Model Details
Table | |
|---|
| Base model | unsloth/Qwen3-8B (Apache 2.0) |
| Method | QLoRA (4-bit), continued pretraining |
| Framework | Unsloth + TRL |
| Language | Bengali (bn) |
| Training data | LAYEK-143/BANGLA-BOOK |
| Status | v1 — first incremental round, more data to follow |
Intended Use
This checkpoint is intended as a base for further fine-tuning, not as a standalone chat assistant. Downstream uses include:
- Instruction/chat fine-tuning (SFT) on top of this checkpoint
- Research into Bengali language model adaptation
- A foundation for retrieval-augmented (RAG) applications requiring stronger native Bengali fluency
How to Use
from unsloth import FastLanguageModel
model, tokenizer = FastLanguageModel.from_pretrained(
model_name = "LAYEK-143/Bangla-Qwen3-8B-CPT-v1",
max_seq_length = 2048,
load_in_4bit = True,
)
FastLanguageModel.for_inference(model)
Limitations
- Not instruction-tuned. Expect continuation-style completions rather than direct question-answering.
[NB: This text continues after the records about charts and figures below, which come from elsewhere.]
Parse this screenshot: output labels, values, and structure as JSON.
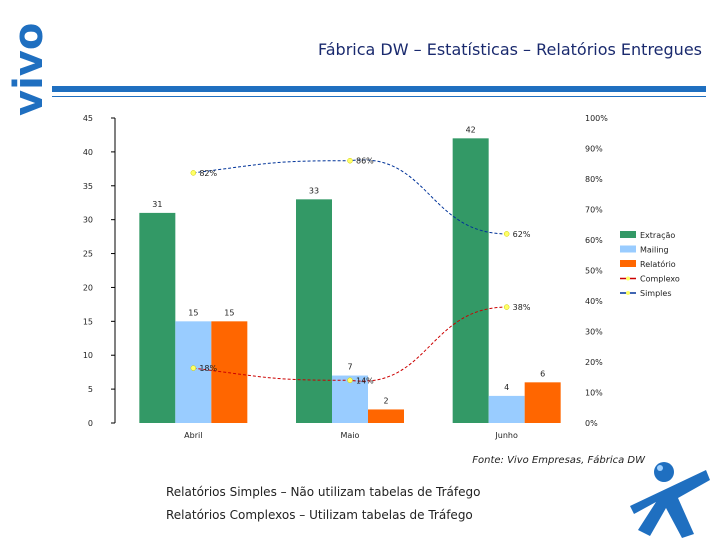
{
  "brand": "vivo",
  "title": "Fábrica DW – Estatísticas – Relatórios Entregues",
  "source": "Fonte: Vivo Empresas, Fábrica DW",
  "notes": [
    "Relatórios Simples – Não utilizam tabelas de Tráfego",
    "Relatórios Complexos – Utilizam tabelas de Tráfego"
  ],
  "colors": {
    "extracao": "#339966",
    "mailing": "#99ccff",
    "relatorio": "#ff6600",
    "complexo": "#cc0000",
    "simples": "#003399",
    "marker": "#ffff66",
    "brand": "#1f6fc0"
  },
  "chart_data": {
    "type": "bar",
    "categories": [
      "Abril",
      "Maio",
      "Junho"
    ],
    "series": [
      {
        "name": "Extração",
        "values": [
          31,
          33,
          42
        ],
        "labels": [
          "31",
          "33",
          "42"
        ]
      },
      {
        "name": "Mailing",
        "values": [
          15,
          7,
          4
        ],
        "labels": [
          "15",
          "7",
          "4"
        ]
      },
      {
        "name": "Relatório",
        "values": [
          15,
          2,
          6
        ],
        "labels": [
          "15",
          "2",
          "6"
        ]
      }
    ],
    "line_series": [
      {
        "name": "Complexo",
        "values": [
          18,
          14,
          38
        ],
        "labels": [
          "18%",
          "14%",
          "38%"
        ],
        "axis": "right"
      },
      {
        "name": "Simples",
        "values": [
          82,
          86,
          62
        ],
        "labels": [
          "82%",
          "86%",
          "62%"
        ],
        "axis": "right"
      }
    ],
    "ylim": [
      0,
      45
    ],
    "yticks": [
      "0",
      "5",
      "10",
      "15",
      "20",
      "25",
      "30",
      "35",
      "40",
      "45"
    ],
    "y2lim": [
      0,
      100
    ],
    "y2ticks": [
      "0%",
      "10%",
      "20%",
      "30%",
      "40%",
      "50%",
      "60%",
      "70%",
      "80%",
      "90%",
      "100%"
    ],
    "legend": [
      "Extração",
      "Mailing",
      "Relatório",
      "Complexo",
      "Simples"
    ],
    "legend_position": "right",
    "grid": false
  }
}
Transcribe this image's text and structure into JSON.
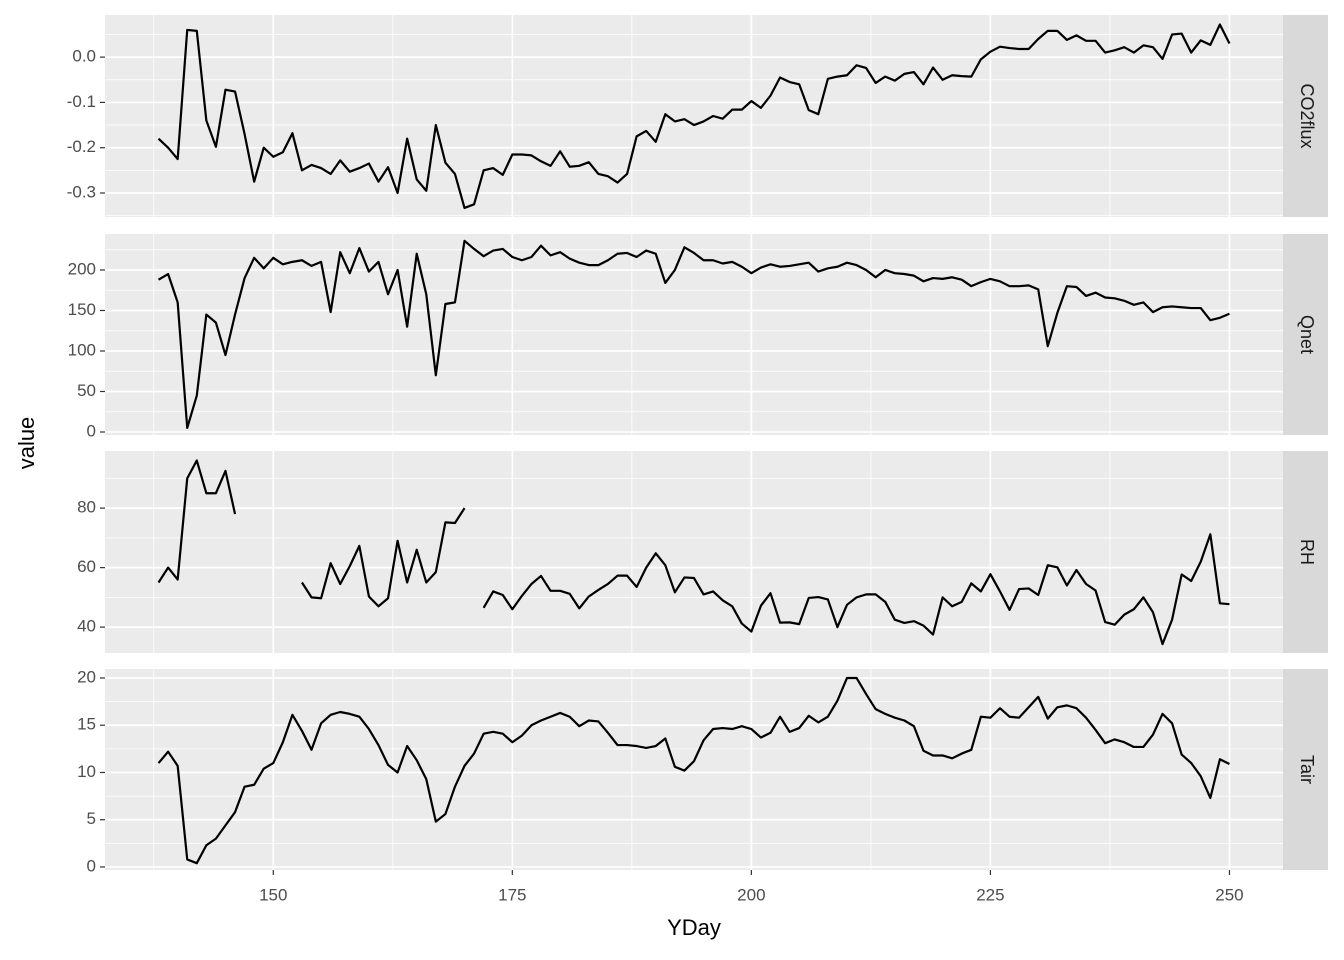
{
  "chart_data": {
    "type": "line",
    "xlabel": "YDay",
    "ylabel": "value",
    "xlim": [
      132.4,
      255.6
    ],
    "xticks": [
      150,
      175,
      200,
      225,
      250
    ],
    "x": [
      138,
      139,
      140,
      141,
      142,
      143,
      144,
      145,
      146,
      147,
      148,
      149,
      150,
      151,
      152,
      153,
      154,
      155,
      156,
      157,
      158,
      159,
      160,
      161,
      162,
      163,
      164,
      165,
      166,
      167,
      168,
      169,
      170,
      171,
      172,
      173,
      174,
      175,
      176,
      177,
      178,
      179,
      180,
      181,
      182,
      183,
      184,
      185,
      186,
      187,
      188,
      189,
      190,
      191,
      192,
      193,
      194,
      195,
      196,
      197,
      198,
      199,
      200,
      201,
      202,
      203,
      204,
      205,
      206,
      207,
      208,
      209,
      210,
      211,
      212,
      213,
      214,
      215,
      216,
      217,
      218,
      219,
      220,
      221,
      222,
      223,
      224,
      225,
      226,
      227,
      228,
      229,
      230,
      231,
      232,
      233,
      234,
      235,
      236,
      237,
      238,
      239,
      240,
      241,
      242,
      243,
      244,
      245,
      246,
      247,
      248,
      249,
      250
    ],
    "series": [
      {
        "name": "CO2flux",
        "color": "#000000",
        "ylim": [
          -0.353,
          0.093
        ],
        "yticks": [
          -0.3,
          -0.2,
          -0.1,
          {
            "value": 0,
            "label": "0.0"
          }
        ],
        "values": [
          -0.18,
          -0.2,
          -0.225,
          0.06,
          0.058,
          -0.14,
          -0.198,
          -0.072,
          -0.076,
          -0.17,
          -0.275,
          -0.2,
          -0.22,
          -0.21,
          -0.168,
          -0.25,
          -0.238,
          -0.245,
          -0.258,
          -0.228,
          -0.253,
          -0.245,
          -0.235,
          -0.275,
          -0.243,
          -0.3,
          -0.18,
          -0.27,
          -0.295,
          -0.15,
          -0.233,
          -0.258,
          -0.333,
          -0.325,
          -0.25,
          -0.245,
          -0.26,
          -0.215,
          -0.215,
          -0.217,
          -0.23,
          -0.24,
          -0.208,
          -0.242,
          -0.24,
          -0.232,
          -0.258,
          -0.263,
          -0.277,
          -0.258,
          -0.175,
          -0.163,
          -0.187,
          -0.126,
          -0.142,
          -0.137,
          -0.15,
          -0.142,
          -0.13,
          -0.136,
          -0.116,
          -0.116,
          -0.097,
          -0.112,
          -0.085,
          -0.045,
          -0.055,
          -0.06,
          -0.117,
          -0.126,
          -0.048,
          -0.043,
          -0.04,
          -0.018,
          -0.024,
          -0.057,
          -0.043,
          -0.052,
          -0.037,
          -0.033,
          -0.06,
          -0.023,
          -0.05,
          -0.04,
          -0.042,
          -0.043,
          -0.005,
          0.012,
          0.023,
          0.02,
          0.018,
          0.018,
          0.04,
          0.058,
          0.058,
          0.038,
          0.048,
          0.036,
          0.036,
          0.01,
          0.015,
          0.022,
          0.01,
          0.026,
          0.022,
          -0.004,
          0.05,
          0.052,
          0.01,
          0.037,
          0.027,
          0.072,
          0.03
        ]
      },
      {
        "name": "Qnet",
        "color": "#000000",
        "ylim": [
          -3.7,
          244.4
        ],
        "yticks": [
          0,
          50,
          100,
          150,
          200
        ],
        "values": [
          188,
          195,
          160,
          5,
          45,
          145,
          135,
          95,
          145,
          190,
          215,
          202,
          215,
          207,
          210,
          212,
          205,
          210,
          148,
          222,
          196,
          227,
          198,
          210,
          170,
          200,
          130,
          220,
          170,
          70,
          158,
          160,
          236,
          226,
          217,
          224,
          226,
          216,
          212,
          216,
          230,
          218,
          222,
          214,
          209,
          206,
          206,
          212,
          220,
          221,
          216,
          224,
          220,
          184,
          200,
          228,
          221,
          212,
          212,
          208,
          210,
          204,
          196,
          203,
          207,
          204,
          205,
          207,
          209,
          198,
          202,
          204,
          209,
          206,
          200,
          191,
          200,
          196,
          195,
          193,
          186,
          190,
          189,
          191,
          188,
          180,
          185,
          189,
          186,
          180,
          180,
          181,
          176,
          106,
          147,
          180,
          179,
          168,
          172,
          166,
          165,
          162,
          157,
          160,
          148,
          154,
          155,
          154,
          153,
          153,
          138,
          141,
          146
        ]
      },
      {
        "name": "RH",
        "color": "#000000",
        "ylim": [
          31.3,
          99.2
        ],
        "yticks": [
          40,
          60,
          80
        ],
        "values": [
          55,
          60,
          56,
          90,
          96,
          85,
          85,
          92.5,
          78,
          null,
          null,
          null,
          null,
          null,
          null,
          55,
          50,
          49.7,
          61.5,
          54.5,
          60.5,
          67.3,
          50.3,
          47,
          49.7,
          69,
          55,
          66,
          55,
          58.5,
          75.2,
          75,
          80,
          null,
          46.5,
          52,
          50.8,
          46,
          50.5,
          54.5,
          57.2,
          52.2,
          52.2,
          51.2,
          46.3,
          50.3,
          52.5,
          54.5,
          57.3,
          57.3,
          53.5,
          60,
          64.8,
          60.8,
          51.7,
          56.7,
          56.5,
          51,
          52,
          49,
          47,
          41.2,
          38.5,
          47.2,
          51.4,
          41.5,
          41.6,
          41,
          49.8,
          50.1,
          49.3,
          40,
          47.5,
          50,
          51,
          51,
          48.5,
          42.5,
          41.4,
          42,
          40.5,
          37.5,
          50,
          47,
          48.5,
          54.7,
          52,
          57.8,
          52,
          45.8,
          52.8,
          53,
          50.8,
          60.8,
          60.1,
          54,
          59.2,
          54.5,
          52.3,
          41.7,
          40.8,
          44.2,
          46,
          50,
          45,
          34.3,
          42.5,
          57.7,
          55.5,
          62,
          71.2,
          48,
          47.7
        ]
      },
      {
        "name": "Tair",
        "color": "#000000",
        "ylim": [
          -0.32,
          20.95
        ],
        "yticks": [
          0,
          5,
          10,
          15,
          20
        ],
        "values": [
          11,
          12.2,
          10.7,
          0.8,
          0.4,
          2.3,
          3,
          4.4,
          5.8,
          8.5,
          8.7,
          10.4,
          11,
          13.2,
          16.1,
          14.4,
          12.4,
          15.2,
          16.1,
          16.4,
          16.2,
          15.9,
          14.6,
          12.9,
          10.8,
          10,
          12.8,
          11.3,
          9.3,
          4.8,
          5.6,
          8.5,
          10.7,
          12,
          14.1,
          14.3,
          14.1,
          13.2,
          13.9,
          15,
          15.5,
          15.9,
          16.3,
          15.9,
          14.9,
          15.5,
          15.4,
          14.2,
          12.9,
          12.9,
          12.8,
          12.6,
          12.8,
          13.6,
          10.6,
          10.2,
          11.2,
          13.4,
          14.6,
          14.7,
          14.6,
          14.9,
          14.6,
          13.7,
          14.2,
          15.9,
          14.3,
          14.7,
          16,
          15.3,
          15.9,
          17.6,
          20,
          20,
          18.3,
          16.7,
          16.2,
          15.8,
          15.5,
          14.9,
          12.3,
          11.8,
          11.8,
          11.5,
          12,
          12.4,
          15.9,
          15.8,
          16.8,
          15.9,
          15.8,
          16.9,
          18,
          15.7,
          16.9,
          17.1,
          16.8,
          15.8,
          14.5,
          13.1,
          13.5,
          13.2,
          12.7,
          12.7,
          14,
          16.2,
          15.2,
          11.9,
          11,
          9.6,
          7.3,
          11.4,
          10.9
        ]
      }
    ]
  }
}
- Corpus quality is mixed. Source material includes some content flagged as encoding-uncertain (legacy Bengali fonts); a cleaner v2 is planned as OCR correction progresses.
- Narrow domain skew. Training data leans toward formal/educational prose; conversational and informal registers are underrepresented.
License
Released under Apache 2.0, matching the base model. You are free to use, modify, and redistribute with attribution.